Brian, the result of an affair between the Jewish woman Mandy Cohen and a Roman soldier, Naughtius Maximus, is born in the stable next to that of Mary and Joseph. Dominated by his imperious mother, he grows up to be an inconspicuous man in Judea. He falls in love with the idealistic Judith, who is involved in the "Popular Front of Judea", a Jewish resistance group against the Roman occupiers. Brian successfully tries to get accepted into this group and participates in their break-in into the palace of Pontius Pilate: There the freedom fighters want to kidnap Pilate's wife and so bring down the Roman Empire. The kidnapping fails because another faction, the Campaign for a Free Galilee, is pursuing the same plan. Brian is arrested in the palace and dragged for a hearing before Pilate. Thanks to a fit of laughter from the palace guards and a spaceship, Brian manages to escape from the palace.
In order not to attract the attention of the Roman search party, he has to slip into the role of one of the numerous prophets. His clumsy stuttering puzzles the few listeners, and makes interest in him grow, and so he soon has a large following behind him, who are hoping for answers to all questions in life. The steadily growing crowd of followers follows the fleeing Brian into the barren surrounding area. Meanwhile, Judith is impressed by Brian's charisma. He spends his first night of love with her.
The next morning the streets of the city are crowded with disciples of Brian who are waiting under his window for messages of salvation. Brian unsuccessfully points out the nonsense of following a leader uncritically. In the back yard he is arrested by the legionaries and brought back to Pilate, who condemns him to death by crucifixion. Rescue attempts fail: Both his lover and the resistance fighters congratulate Brian on his selfless martyrdom on the cross. His mother accuses him of selfishness. Only a happy crucified man asks the desperate Brian to look to the sunny side of life despite the grueling senselessness. In his song Always Look on the Bright Side of Life all those sentenced to death finally join in.

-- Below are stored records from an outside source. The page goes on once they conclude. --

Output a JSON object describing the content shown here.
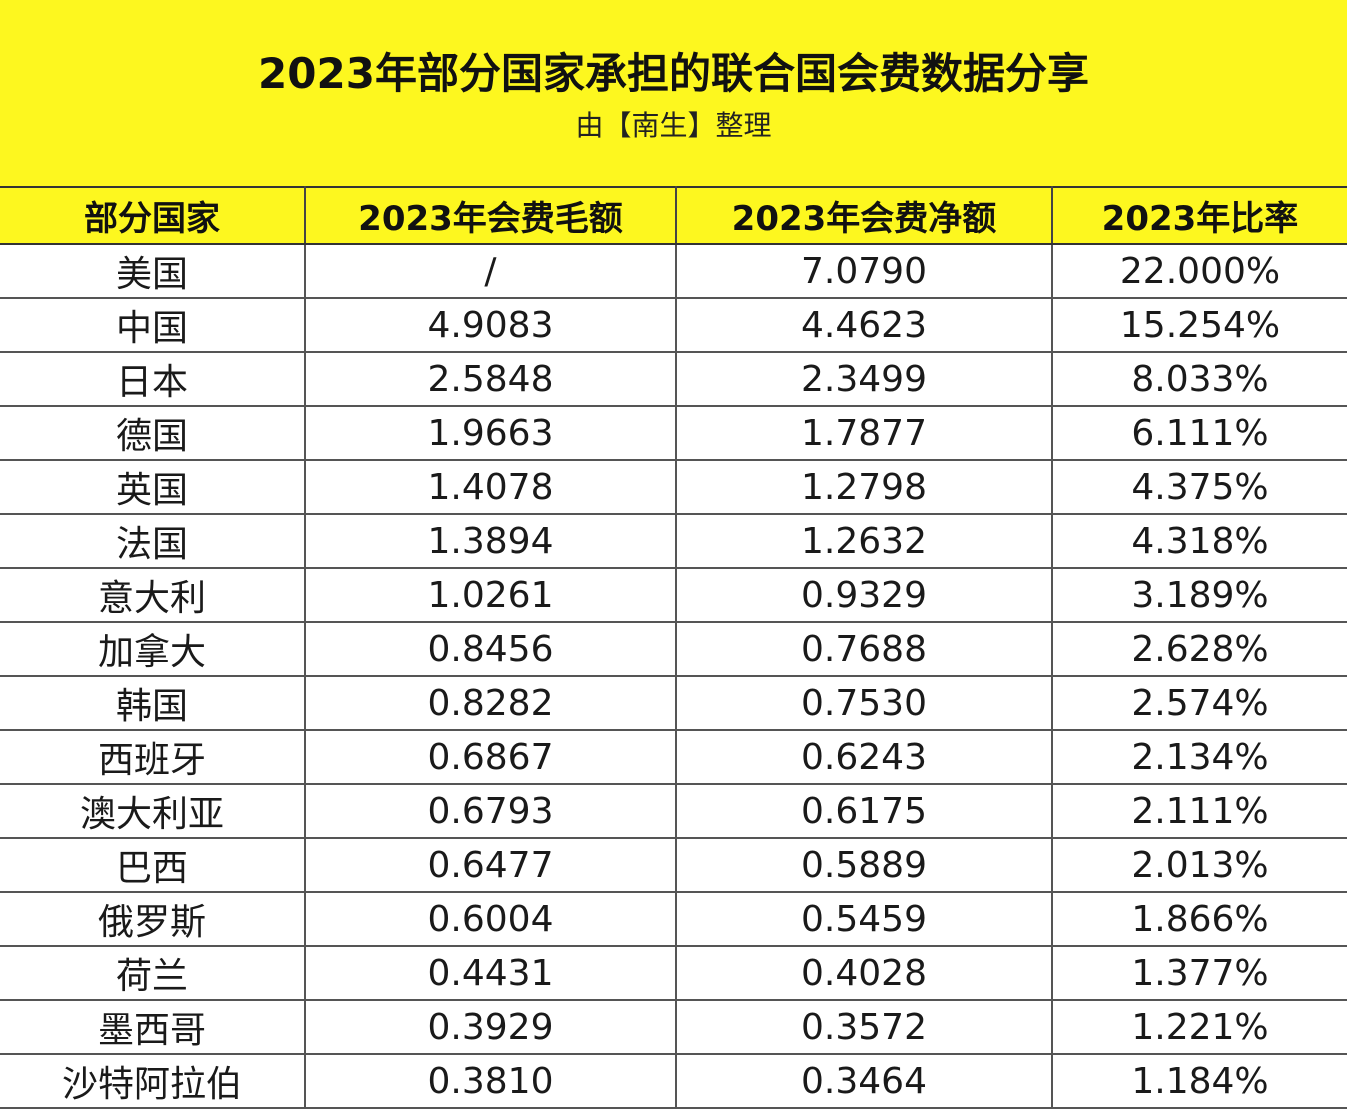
{
  "header": {
    "title": "2023年部分国家承担的联合国会费数据分享",
    "subtitle": "由【南生】整理",
    "background_color": "#fdf71f"
  },
  "table": {
    "columns": [
      "部分国家",
      "2023年会费毛额",
      "2023年会费净额",
      "2023年比率"
    ],
    "rows": [
      [
        "美国",
        "/",
        "7.0790",
        "22.000%"
      ],
      [
        "中国",
        "4.9083",
        "4.4623",
        "15.254%"
      ],
      [
        "日本",
        "2.5848",
        "2.3499",
        "8.033%"
      ],
      [
        "德国",
        "1.9663",
        "1.7877",
        "6.111%"
      ],
      [
        "英国",
        "1.4078",
        "1.2798",
        "4.375%"
      ],
      [
        "法国",
        "1.3894",
        "1.2632",
        "4.318%"
      ],
      [
        "意大利",
        "1.0261",
        "0.9329",
        "3.189%"
      ],
      [
        "加拿大",
        "0.8456",
        "0.7688",
        "2.628%"
      ],
      [
        "韩国",
        "0.8282",
        "0.7530",
        "2.574%"
      ],
      [
        "西班牙",
        "0.6867",
        "0.6243",
        "2.134%"
      ],
      [
        "澳大利亚",
        "0.6793",
        "0.6175",
        "2.111%"
      ],
      [
        "巴西",
        "0.6477",
        "0.5889",
        "2.013%"
      ],
      [
        "俄罗斯",
        "0.6004",
        "0.5459",
        "1.866%"
      ],
      [
        "荷兰",
        "0.4431",
        "0.4028",
        "1.377%"
      ],
      [
        "墨西哥",
        "0.3929",
        "0.3572",
        "1.221%"
      ],
      [
        "沙特阿拉伯",
        "0.3810",
        "0.3464",
        "1.184%"
      ]
    ]
  }
}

The satire aims at the dogmatism of religious and political groups. Christian, but also Jewish associations responded with sharp protests at the publication. The following performance boycotts and bans in countries like the United States, the United Kingdom, or Norway further fueled the controversy over freedom of expression and blasphemy.

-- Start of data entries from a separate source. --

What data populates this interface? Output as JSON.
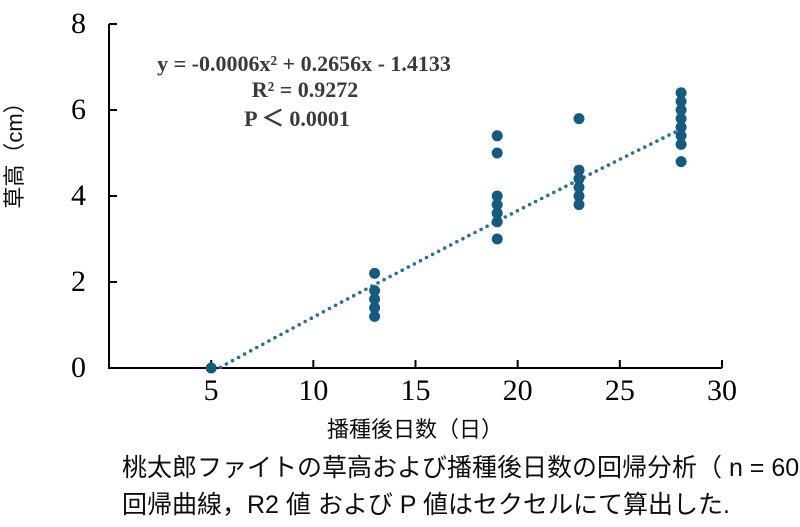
{
  "chart_data": {
    "type": "scatter",
    "title": "",
    "xlabel": "播種後日数（日）",
    "ylabel": "草高（cm）",
    "xlim": [
      0,
      30
    ],
    "ylim": [
      0,
      8
    ],
    "x_ticks": [
      5,
      10,
      15,
      20,
      25,
      30
    ],
    "y_ticks": [
      0,
      2,
      4,
      6,
      8
    ],
    "grid": false,
    "legend": "none",
    "marker_color": "#155a80",
    "trendline_color": "#27719e",
    "series": [
      {
        "name": "草高",
        "points": [
          [
            5,
            0
          ],
          [
            13,
            1.2
          ],
          [
            13,
            1.4
          ],
          [
            13,
            1.6
          ],
          [
            13,
            1.8
          ],
          [
            13,
            2.2
          ],
          [
            19,
            3.0
          ],
          [
            19,
            3.4
          ],
          [
            19,
            3.6
          ],
          [
            19,
            3.8
          ],
          [
            19,
            4.0
          ],
          [
            19,
            5.0
          ],
          [
            19,
            5.4
          ],
          [
            23,
            3.8
          ],
          [
            23,
            4.0
          ],
          [
            23,
            4.2
          ],
          [
            23,
            4.4
          ],
          [
            23,
            4.6
          ],
          [
            23,
            5.8
          ],
          [
            28,
            4.8
          ],
          [
            28,
            5.2
          ],
          [
            28,
            5.4
          ],
          [
            28,
            5.6
          ],
          [
            28,
            5.8
          ],
          [
            28,
            6.0
          ],
          [
            28,
            6.2
          ],
          [
            28,
            6.4
          ]
        ]
      }
    ],
    "trendline": {
      "style": "dotted",
      "a": -0.0006,
      "b": 0.2656,
      "c": -1.4133,
      "x_start": 5.45,
      "x_end": 28
    },
    "annotation": {
      "equation": "y = -0.0006x² + 0.2656x - 1.4133",
      "r_squared": "R² = 0.9272",
      "p_value": "P ＜ 0.0001"
    }
  },
  "caption": {
    "line1": "桃太郎ファイトの草高および播種後日数の回帰分析（ n = 60 ）",
    "line2": "回帰曲線，R2 値 および P 値はセクセルにて算出した."
  }
}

Although the accusation of blasphemy has been refuted from practically all sides, satire is still controversial among Christians and, due to its importance in the history of reception, is considered a prime example of the points of friction between artistic freedom of expression and tolerance of religion. Film critics and the Pythons themselves refer to 'The Life of Brian' as the comedian's most mature work because of its coherent story and intellectual substance. Numerous surveys confirm the continued success with the public. The closing song Always Look on the Bright Side of Life became known far beyond the film context.